Saturday, June 13, 2009

Kenneth Pollack Strikes Again

It would seem that the recent Iranian election, where Ahmadinejad wins by a suspicious lead, has Kenneth Pollack our Middle East “expert” regaling us with the following dire warning.

Link

"But this election and their results are an important caution to Americans and everyone else on the planet: This is not a democracy."


How would Pollack know, has he ever lived in a democracy? Considering our heavy handed departure from a right to privacy, a right to have legal council, and the power of the president to decide if you are a terrorist or not which could ultimately mean you are stripped of your rights completely or as they already are, Pollack has a lot of nerve. Not to mention an election I seem to recall between Al Gore and George Bush. Pollack is on shaky ground though that is nothing new for Pollack. After all our Middle East “expert” was one of the loudest cheerleaders for the invasion of Iraq by Bush Junior and our subservient and oh-so pliable congress.

Here is what Pollack advised in his book the Threatening Storm (a cheap rip-off of Churchill’s the Gathering Storm as if Saddam Hussein were a threat comparable to Adolf Hitler).

Link

"the only prudent and realistic course of action left to the United States is to mount a full-scale invasion of Iraq to smash the Iraqi armed forces, depose Saddam’s regime, and rid the country of weapons of mass destruction.” Pollack predicted, “It is unimaginable that the United States would have to contribute hundreds of billions of dollars and highly unlikely that we would have to contribute even tens of billions of dollars.”


Gee, we know how well all that worked out. And yet here we see that the news media still uses Pollack as a reference despite the fact that Pollack had been so overwhelmingly and spectacularly wrong about the Iraq War. I’m not really surprised by this for as Alexander Cockburn writes…

Link

In other words, any exacting assessment of the actual performance of newspapers rated against the twaddle about the role of the Fourth Estate spouted by publishers and editors at their annual conventions would issue a negative verdict in every era. Of course there have been moments when a newspaper or a reporter could make fair claims to have done a decent job, inevitably eradicated by a panicky proprietor, a change in ownership, advertiser pressure, eviction of some protective editor or summary firing of the enterprising reporter. By and large, down the decades, the mainstream newspapers have—often rabidly—obstructed and sabotaged efforts to improve our social and political condition.
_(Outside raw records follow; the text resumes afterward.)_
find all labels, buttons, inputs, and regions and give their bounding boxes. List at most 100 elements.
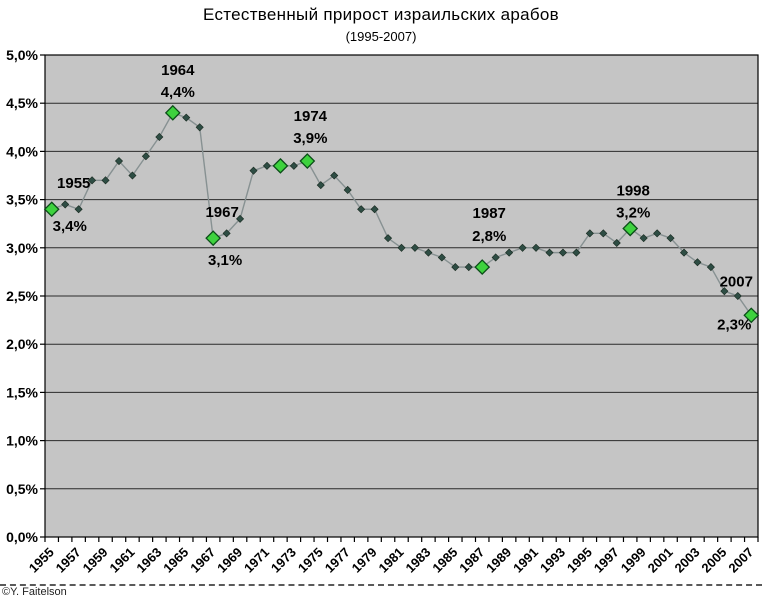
highlight-marker <box>272 157 289 174</box>
annotation-year: 1974 <box>294 108 328 125</box>
highlight-marker <box>299 153 316 169</box>
data-point-marker <box>693 258 702 267</box>
data-point-marker <box>88 176 97 185</box>
data-point-marker <box>410 243 419 252</box>
x-axis-label: 1979 <box>349 545 380 576</box>
annotation-value: 4,4% <box>161 84 195 101</box>
data-point-marker <box>357 205 366 214</box>
data-point-marker <box>384 234 393 243</box>
data-point-marker <box>424 248 433 257</box>
y-axis-label: 1,5% <box>6 384 38 400</box>
data-point-marker <box>612 238 621 248</box>
data-point-marker <box>545 248 554 257</box>
data-point-marker <box>182 113 191 122</box>
data-point-marker <box>733 291 742 301</box>
x-axis-label: 1977 <box>322 545 353 576</box>
data-point-marker <box>370 205 379 214</box>
x-axis-label: 1975 <box>295 545 326 576</box>
x-axis-label: 1957 <box>53 545 84 576</box>
x-axis-label: 2005 <box>698 545 729 576</box>
annotation-year: 1987 <box>473 205 506 222</box>
data-point-marker <box>101 176 110 185</box>
y-axis-label: 3,0% <box>6 240 38 256</box>
highlight-marker <box>474 259 491 275</box>
annotation-value: 2,3% <box>717 316 751 333</box>
annotation-year: 1967 <box>205 204 238 221</box>
x-axis-label: 1967 <box>187 545 218 576</box>
data-point-marker <box>599 229 608 238</box>
annotation-year: 2007 <box>720 273 753 290</box>
data-point-marker <box>222 229 231 238</box>
y-axis-label: 3,5% <box>6 192 38 208</box>
data-point-marker <box>720 287 729 296</box>
highlight-marker <box>43 201 60 218</box>
data-point-marker <box>464 263 473 272</box>
chart-title: Естественный прирост израильских арабов <box>203 5 559 24</box>
data-point-marker <box>639 234 648 243</box>
data-point-marker <box>61 200 70 209</box>
data-point-marker <box>558 248 567 257</box>
data-point-marker <box>289 161 298 170</box>
data-point-marker <box>155 132 164 141</box>
x-axis-label: 2001 <box>645 545 676 576</box>
x-axis-label: 1985 <box>429 545 460 576</box>
data-point-marker <box>128 171 137 180</box>
data-point-marker <box>532 243 541 252</box>
annotation-value: 3,4% <box>53 218 87 235</box>
data-point-marker <box>236 214 245 223</box>
highlight-marker <box>205 230 222 247</box>
annotation-value: 2,8% <box>472 228 506 245</box>
annotation-year: 1955 <box>57 175 90 192</box>
x-axis-label: 1987 <box>456 545 487 576</box>
x-axis-label: 1965 <box>160 545 191 576</box>
highlight-marker <box>164 104 181 121</box>
x-axis-label: 1991 <box>510 545 541 576</box>
data-point-marker <box>195 123 204 132</box>
data-point-marker <box>114 157 124 166</box>
data-point-marker <box>343 185 352 194</box>
highlight-marker <box>622 220 639 237</box>
x-axis-label: 1981 <box>376 545 407 576</box>
x-axis-label: 1955 <box>26 545 57 576</box>
data-point-marker <box>141 152 150 161</box>
data-point-marker <box>316 181 325 190</box>
chart-subtitle: (1995-2007) <box>345 29 417 44</box>
data-point-marker <box>572 248 581 257</box>
x-axis-label: 1971 <box>241 545 272 576</box>
y-axis-label: 5,0% <box>6 47 38 63</box>
annotation-value: 3,1% <box>208 252 242 269</box>
data-point-marker <box>666 234 675 243</box>
x-axis-label: 1983 <box>402 545 433 576</box>
data-point-marker <box>491 253 500 262</box>
data-point-marker <box>451 263 460 272</box>
data-point-marker <box>518 243 527 252</box>
x-axis-label: 1963 <box>133 545 164 576</box>
y-axis-label: 1,0% <box>6 433 38 449</box>
x-axis-label: 2007 <box>725 545 756 576</box>
y-axis-label: 4,5% <box>6 95 38 111</box>
y-axis-label: 0,0% <box>6 529 38 545</box>
x-axis-label: 1993 <box>537 545 568 576</box>
x-axis-label: 1969 <box>214 545 245 576</box>
credit-text: ©Y. Faitelson <box>2 586 67 598</box>
page-break-divider <box>0 584 762 586</box>
data-point-marker <box>437 253 446 262</box>
x-axis-label: 1997 <box>591 545 622 576</box>
x-axis-label: 1973 <box>268 545 299 576</box>
data-point-marker <box>249 166 258 175</box>
x-axis-label: 1995 <box>564 545 595 576</box>
x-axis-label: 1999 <box>618 545 649 576</box>
annotation-year: 1998 <box>617 183 650 200</box>
data-point-marker <box>706 263 715 272</box>
data-point-marker <box>330 171 339 180</box>
data-point-marker <box>397 243 406 252</box>
y-axis-label: 4,0% <box>6 143 38 159</box>
data-point-marker <box>653 229 662 238</box>
x-axis-label: 1961 <box>107 545 138 576</box>
highlight-marker <box>743 307 760 324</box>
data-point-marker <box>505 248 514 257</box>
data-point-marker <box>74 205 83 214</box>
y-axis-label: 0,5% <box>6 481 38 497</box>
x-axis-label: 1989 <box>483 545 514 576</box>
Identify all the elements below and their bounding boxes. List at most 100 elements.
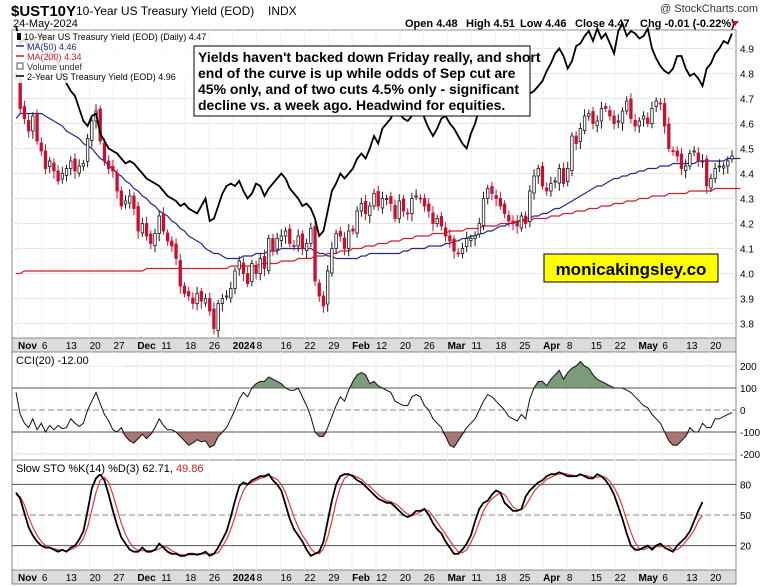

In an earlier time writers like Mencken and Hecht and Liebling loved their newspapers, but the portentous claims for their indispensable role would have made them hoot with derision, as they did the columnist Bernard Levin, decrying in the London Times at the start of the 1980s the notion of a “responsible press”: “we are, and must remain, vagabonds and outlaws, for only by so remaining shall we be able to keep the faith by which we live, which is the pursuit of knowledge that others would like unpursued and the making of comment that others would prefer unmade.”

But of course most publishers and journalists are not vagabonds and outlaws, any more than are the professors at journalism schools or the jurors and “boards” servicing the racket known as the Pulitzer industry. What the publishers were after was a 20 per cent rate of return, a desire that prompts great respect for “the rule of law,” if such laws assist in the achievement of that goal. In 1970 this meant coercing Congress to pass the Newspaper Preservation Act of 1970, exempting newspapers from antitrust sanctions against price-fixing in a given market. Nixon signed the law and was duly rewarded with profuse editorial endorsements in 1972.

2 Comments:

At June 14, 2009 5:19 PM, Blogger Jonathan Versen said...

I'm reminded of Jonathan Schwarz's frequent observation that certain persons are never punished for being wrong, especially in D.C.

 
At June 14, 2009 8:16 PM, Blogger Unknown said...

I've learned a lot from Jonathan Schwartz. He does the compare and contrast thing better then anyone.

I would also add that no good deed goes unpunished.